Polarity is not a word we use every day, nor is Christology a subject I regularly teach. I was surprised therefore (Why am I still surprised?) to open a new book entitled Scattering Seeds: Cultivating Church Vitality, turn to the forward and read the following words.

I think it was the Danish theologian Kierkegaard who said faith is, “Holding the tension of polarity.”

The Christian faith is rich in polarities to be held in tension. A core one is the paradoxical claim that Jesus Christ is “fully human” and “fully God.” How can anyone be fully this and fully that? Because its tough to hold these two together, different traditions and preachers tend to come down on one side or the other. They emphasize Christ’s humanity or Christ’s divinity. But the trick, so to speak, is holding the two together. Looking at a baby born in a manger out back and seeing the Lord of history and eternity. Its like a battery. Without poles, there’s no charge. - Anthony B. Robinson in the Foreword to Scattering Seeds

Robinson then goes on to discuss the polarity inherent in church life between “going and doing” versus “being”, which is another way of expressing that age old tension between faith and works. Of course the two need to be held together. It is not one or the other, it is both.

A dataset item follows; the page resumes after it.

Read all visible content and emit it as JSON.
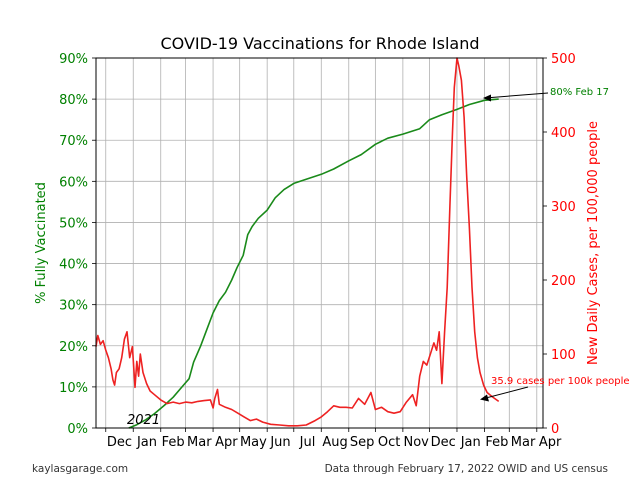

Scattering Seeds is not specifically about polarity, nor is it directly about Christology. It is the testimony of the authors, Stephen Chapin Garner, the pastor of the United Church of Christ in Norwell, Massachusetts, and Jerry Thornell, a 30 year member and the church’s financial administrator. It is the story of the Norwell church’s journey. (I may reflect on the book’s ideas further assuming I ever get time to actually read it!)

In the meantime, this post is dedicated to the participants of the two classes: the Seventy of Canada East Mission and our CPI Pastors. May these additional thought help you continue thinking, bless your understanding and help you faithfully "hold the tension" inherent in differing ideas.